How much does climate change affect the course of human history? With the issue of Global Warming on everyone’s mind, this is a highly pertinent question. In his book, “The Littlie Ice Age,” Brian Fagan attempts to provide a logical, science-based answer.
Unfortunately, proper record keeping of climatic indicators is a relatively modern development. To look farther back, Fagan has to rely on more empirical evidence taken from cross referenced eye witness accounts and historically documented events. Coupling these with new evidence taken from tree rings and ice core samples, Fagan can draw reasonably accurate conclusions about how weather came into play during the time frame of this book, roughly 1300 to 1850, the period now known as the Little Ice Age.
The evidence is clear enough to provide one very clear answer: although climate cannot be said to cause human history, its effects certainly exacerbate the conditions that give rise to many human tragedies and often violent responses.
From cod to the destruction of the Spanish Armada in 1588 to the Great Potato Famine in Ireland of 1845-9, Fagan shows how the weather affected events. Sometimes a single stretch of bad weather contributed, but more often it was long term weather patterns that came into play. Cooler water near the Arctic drove cod and herring southward into the North Sea and Atlantic, taking the wealthy fishing industry from Scandinavia and bringing it to Holland and England. An abandoned Viking outpost in Greenland is linked to ice floes in the region, in turn caused by a decade of cooling trends, in turn fostered by a change in ocean salinity due to an earlier warming trend that melted the ice and dropped the salinity of the sea water. A fleet of ships bent on invading England is dashed upon the rocks of Ireland by an early severe storm brought on by climate change. Decades of abnormally short growing seasons renders England incapable of producing grapes mature and sweet enough to become wine. Two decades of drought, coupled with a local reluctance to adapt more efficient ways of farming helped, if did not directly cause, the French Revolution.

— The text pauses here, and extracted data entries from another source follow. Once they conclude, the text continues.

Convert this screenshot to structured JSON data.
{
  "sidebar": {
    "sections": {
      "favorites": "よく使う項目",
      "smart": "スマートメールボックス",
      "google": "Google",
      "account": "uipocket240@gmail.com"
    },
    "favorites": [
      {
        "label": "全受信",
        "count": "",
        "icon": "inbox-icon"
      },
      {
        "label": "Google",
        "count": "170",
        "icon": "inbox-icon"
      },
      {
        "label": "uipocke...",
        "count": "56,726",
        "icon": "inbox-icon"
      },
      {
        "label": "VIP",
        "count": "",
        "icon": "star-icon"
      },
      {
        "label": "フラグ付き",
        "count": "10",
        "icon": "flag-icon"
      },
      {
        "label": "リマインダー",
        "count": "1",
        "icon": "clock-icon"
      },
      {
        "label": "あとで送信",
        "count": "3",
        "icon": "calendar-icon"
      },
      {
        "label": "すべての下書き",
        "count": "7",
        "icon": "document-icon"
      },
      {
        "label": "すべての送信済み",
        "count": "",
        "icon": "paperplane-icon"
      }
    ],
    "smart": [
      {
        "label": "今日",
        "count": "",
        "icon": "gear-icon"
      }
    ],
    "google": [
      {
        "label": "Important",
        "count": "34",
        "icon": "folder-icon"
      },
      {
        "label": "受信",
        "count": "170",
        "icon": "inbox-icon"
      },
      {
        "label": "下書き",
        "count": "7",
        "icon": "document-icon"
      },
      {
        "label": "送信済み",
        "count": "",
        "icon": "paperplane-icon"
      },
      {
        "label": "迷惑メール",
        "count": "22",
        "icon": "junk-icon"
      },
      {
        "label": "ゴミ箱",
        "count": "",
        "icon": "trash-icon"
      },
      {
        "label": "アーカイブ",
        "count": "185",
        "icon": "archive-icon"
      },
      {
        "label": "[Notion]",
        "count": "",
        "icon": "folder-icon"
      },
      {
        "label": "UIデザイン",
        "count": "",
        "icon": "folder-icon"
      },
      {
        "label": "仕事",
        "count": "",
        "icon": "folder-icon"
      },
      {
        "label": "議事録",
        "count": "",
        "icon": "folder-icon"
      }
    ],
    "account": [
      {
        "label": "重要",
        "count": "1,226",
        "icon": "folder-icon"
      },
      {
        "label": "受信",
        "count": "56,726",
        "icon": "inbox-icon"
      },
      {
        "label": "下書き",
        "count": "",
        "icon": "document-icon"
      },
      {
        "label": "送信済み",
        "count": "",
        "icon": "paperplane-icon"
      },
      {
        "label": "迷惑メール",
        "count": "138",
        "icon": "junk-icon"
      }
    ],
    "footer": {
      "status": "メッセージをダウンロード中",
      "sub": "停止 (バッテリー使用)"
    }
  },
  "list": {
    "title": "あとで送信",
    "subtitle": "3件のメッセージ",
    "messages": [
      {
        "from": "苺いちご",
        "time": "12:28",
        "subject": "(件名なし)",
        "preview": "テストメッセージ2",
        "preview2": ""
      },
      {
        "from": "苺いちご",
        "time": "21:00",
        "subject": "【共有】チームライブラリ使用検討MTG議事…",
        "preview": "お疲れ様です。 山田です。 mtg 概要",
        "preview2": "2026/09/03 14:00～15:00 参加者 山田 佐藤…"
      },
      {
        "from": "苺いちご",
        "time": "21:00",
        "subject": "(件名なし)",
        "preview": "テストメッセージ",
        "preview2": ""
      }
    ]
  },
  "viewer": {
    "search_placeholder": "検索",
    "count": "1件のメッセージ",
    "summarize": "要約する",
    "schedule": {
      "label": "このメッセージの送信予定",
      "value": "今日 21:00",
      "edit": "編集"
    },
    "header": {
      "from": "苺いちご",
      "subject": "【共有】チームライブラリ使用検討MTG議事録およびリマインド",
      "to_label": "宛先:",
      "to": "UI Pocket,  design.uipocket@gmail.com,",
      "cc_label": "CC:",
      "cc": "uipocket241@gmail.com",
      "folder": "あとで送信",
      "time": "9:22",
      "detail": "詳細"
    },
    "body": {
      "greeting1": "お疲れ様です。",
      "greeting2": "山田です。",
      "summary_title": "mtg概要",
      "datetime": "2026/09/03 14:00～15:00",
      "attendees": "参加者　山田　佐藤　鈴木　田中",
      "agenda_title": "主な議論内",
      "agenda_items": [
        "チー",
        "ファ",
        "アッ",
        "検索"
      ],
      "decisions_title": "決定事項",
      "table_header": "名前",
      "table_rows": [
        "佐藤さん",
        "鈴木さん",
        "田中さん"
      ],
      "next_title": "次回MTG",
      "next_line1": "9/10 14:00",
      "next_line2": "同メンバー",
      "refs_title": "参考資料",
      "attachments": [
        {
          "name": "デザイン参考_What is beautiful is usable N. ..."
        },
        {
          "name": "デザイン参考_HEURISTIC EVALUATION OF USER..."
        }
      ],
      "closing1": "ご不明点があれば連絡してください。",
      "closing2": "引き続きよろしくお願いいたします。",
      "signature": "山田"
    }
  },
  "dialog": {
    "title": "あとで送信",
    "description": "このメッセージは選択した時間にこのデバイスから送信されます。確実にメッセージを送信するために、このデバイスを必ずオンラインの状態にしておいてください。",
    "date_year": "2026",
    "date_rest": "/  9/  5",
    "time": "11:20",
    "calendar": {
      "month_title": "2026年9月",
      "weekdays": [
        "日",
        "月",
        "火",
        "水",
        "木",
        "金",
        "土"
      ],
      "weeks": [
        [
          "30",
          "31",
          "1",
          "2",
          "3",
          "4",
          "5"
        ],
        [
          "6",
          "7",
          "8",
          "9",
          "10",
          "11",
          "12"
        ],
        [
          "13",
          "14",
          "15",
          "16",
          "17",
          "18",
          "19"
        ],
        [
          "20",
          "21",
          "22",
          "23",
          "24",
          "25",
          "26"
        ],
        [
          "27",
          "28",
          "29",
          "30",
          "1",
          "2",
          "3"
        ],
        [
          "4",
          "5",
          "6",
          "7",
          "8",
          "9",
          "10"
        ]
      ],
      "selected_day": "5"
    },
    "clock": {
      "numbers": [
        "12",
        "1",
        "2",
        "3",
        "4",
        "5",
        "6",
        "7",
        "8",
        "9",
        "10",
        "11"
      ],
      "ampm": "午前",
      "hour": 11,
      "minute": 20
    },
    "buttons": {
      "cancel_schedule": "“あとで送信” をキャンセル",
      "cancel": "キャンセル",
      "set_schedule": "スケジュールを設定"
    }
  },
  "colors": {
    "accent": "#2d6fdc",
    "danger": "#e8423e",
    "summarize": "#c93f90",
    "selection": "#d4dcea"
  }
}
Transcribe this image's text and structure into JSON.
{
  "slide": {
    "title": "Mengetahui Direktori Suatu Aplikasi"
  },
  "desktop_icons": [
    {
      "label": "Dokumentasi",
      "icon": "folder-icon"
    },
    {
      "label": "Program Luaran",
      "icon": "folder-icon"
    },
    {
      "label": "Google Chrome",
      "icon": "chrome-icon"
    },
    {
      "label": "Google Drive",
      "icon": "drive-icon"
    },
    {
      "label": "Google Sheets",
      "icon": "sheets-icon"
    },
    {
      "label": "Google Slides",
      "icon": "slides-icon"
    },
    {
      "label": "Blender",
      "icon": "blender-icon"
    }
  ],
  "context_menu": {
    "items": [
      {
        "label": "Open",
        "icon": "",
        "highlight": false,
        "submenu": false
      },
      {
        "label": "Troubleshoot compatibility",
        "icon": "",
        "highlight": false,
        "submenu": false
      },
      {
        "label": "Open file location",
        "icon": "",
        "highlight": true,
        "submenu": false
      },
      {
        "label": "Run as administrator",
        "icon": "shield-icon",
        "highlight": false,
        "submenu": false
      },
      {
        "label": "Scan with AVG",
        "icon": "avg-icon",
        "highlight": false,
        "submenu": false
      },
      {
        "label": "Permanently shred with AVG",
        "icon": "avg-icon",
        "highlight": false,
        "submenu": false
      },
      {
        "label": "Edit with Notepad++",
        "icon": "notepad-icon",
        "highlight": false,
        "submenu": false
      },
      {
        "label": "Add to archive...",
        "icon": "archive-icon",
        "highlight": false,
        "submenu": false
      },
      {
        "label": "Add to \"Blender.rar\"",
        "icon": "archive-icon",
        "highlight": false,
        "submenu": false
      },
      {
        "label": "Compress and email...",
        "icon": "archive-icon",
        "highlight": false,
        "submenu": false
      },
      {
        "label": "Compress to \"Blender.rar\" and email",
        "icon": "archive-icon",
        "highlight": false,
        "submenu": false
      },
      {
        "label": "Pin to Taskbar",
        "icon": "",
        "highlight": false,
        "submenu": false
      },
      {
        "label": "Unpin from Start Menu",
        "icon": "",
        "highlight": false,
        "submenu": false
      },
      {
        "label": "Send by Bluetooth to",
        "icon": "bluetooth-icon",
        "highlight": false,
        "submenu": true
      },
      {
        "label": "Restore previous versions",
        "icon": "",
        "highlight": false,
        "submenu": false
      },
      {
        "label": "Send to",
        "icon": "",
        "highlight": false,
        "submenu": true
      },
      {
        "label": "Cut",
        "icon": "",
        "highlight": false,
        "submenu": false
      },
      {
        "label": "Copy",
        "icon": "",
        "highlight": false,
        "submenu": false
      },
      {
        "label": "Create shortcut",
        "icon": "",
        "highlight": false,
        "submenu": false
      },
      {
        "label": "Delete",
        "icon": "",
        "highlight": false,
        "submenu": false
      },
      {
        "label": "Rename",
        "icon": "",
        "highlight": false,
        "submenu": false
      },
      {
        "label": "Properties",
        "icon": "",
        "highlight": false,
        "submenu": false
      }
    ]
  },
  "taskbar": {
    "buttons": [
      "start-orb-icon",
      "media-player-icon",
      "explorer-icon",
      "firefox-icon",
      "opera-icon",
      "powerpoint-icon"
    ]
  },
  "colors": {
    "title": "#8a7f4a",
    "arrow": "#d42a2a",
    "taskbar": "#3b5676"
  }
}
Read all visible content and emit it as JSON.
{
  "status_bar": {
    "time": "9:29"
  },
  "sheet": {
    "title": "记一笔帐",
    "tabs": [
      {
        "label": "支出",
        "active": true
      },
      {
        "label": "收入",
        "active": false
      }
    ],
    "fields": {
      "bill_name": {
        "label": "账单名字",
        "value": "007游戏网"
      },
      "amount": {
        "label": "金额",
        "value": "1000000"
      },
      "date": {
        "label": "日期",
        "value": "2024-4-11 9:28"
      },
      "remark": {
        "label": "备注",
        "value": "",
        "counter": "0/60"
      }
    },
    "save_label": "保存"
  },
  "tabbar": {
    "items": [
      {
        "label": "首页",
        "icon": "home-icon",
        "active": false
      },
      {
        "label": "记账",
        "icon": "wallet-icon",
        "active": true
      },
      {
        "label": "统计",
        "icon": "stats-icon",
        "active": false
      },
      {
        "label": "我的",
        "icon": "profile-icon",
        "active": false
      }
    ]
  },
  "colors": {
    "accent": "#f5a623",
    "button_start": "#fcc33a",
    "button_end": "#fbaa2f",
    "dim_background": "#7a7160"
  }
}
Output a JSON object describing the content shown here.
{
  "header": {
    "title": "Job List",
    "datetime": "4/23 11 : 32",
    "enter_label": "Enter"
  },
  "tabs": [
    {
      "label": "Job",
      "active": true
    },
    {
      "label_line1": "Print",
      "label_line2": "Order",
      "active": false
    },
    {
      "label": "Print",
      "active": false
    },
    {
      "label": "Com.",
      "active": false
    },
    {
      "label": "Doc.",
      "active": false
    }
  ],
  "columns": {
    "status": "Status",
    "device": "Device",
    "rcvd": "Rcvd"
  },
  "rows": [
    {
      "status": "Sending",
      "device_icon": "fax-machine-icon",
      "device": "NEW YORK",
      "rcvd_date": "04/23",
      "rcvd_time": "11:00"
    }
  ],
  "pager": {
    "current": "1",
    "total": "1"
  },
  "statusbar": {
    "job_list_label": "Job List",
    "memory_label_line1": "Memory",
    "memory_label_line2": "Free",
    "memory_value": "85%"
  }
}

From 1300 through 1850, the earth, as far as we can tell, grew colder. Such periods are normal, part of the earth’s complex and barely understood climatic cycles. Volcanoes erupt, spewing ash into the atmosphere and temporarily blotting out the sun. Seas change their salinity by a percentage point, or their temperature by a degree, and affect where storms hit and don’t. Glaciers advance and retreat. Humans, like fleas on the back of a dog, adapt, adjust, survive. The cycles shift all the time.
The worry today is that human activity might be speeding up the cycles or even changing the patterns. Since 1850, humans have poured their by-products onto the earth and into the sea and skies, and, like it or not, the earth’s surface is growing hotter. No one is sure what that means for the future, except that the weather will affect us somehow. Fagan presents his arguments concisely and in an interesting, approachable, highly readable way. There are no great truths buried in its pages, only strong suggestions. Those suggestions are profound.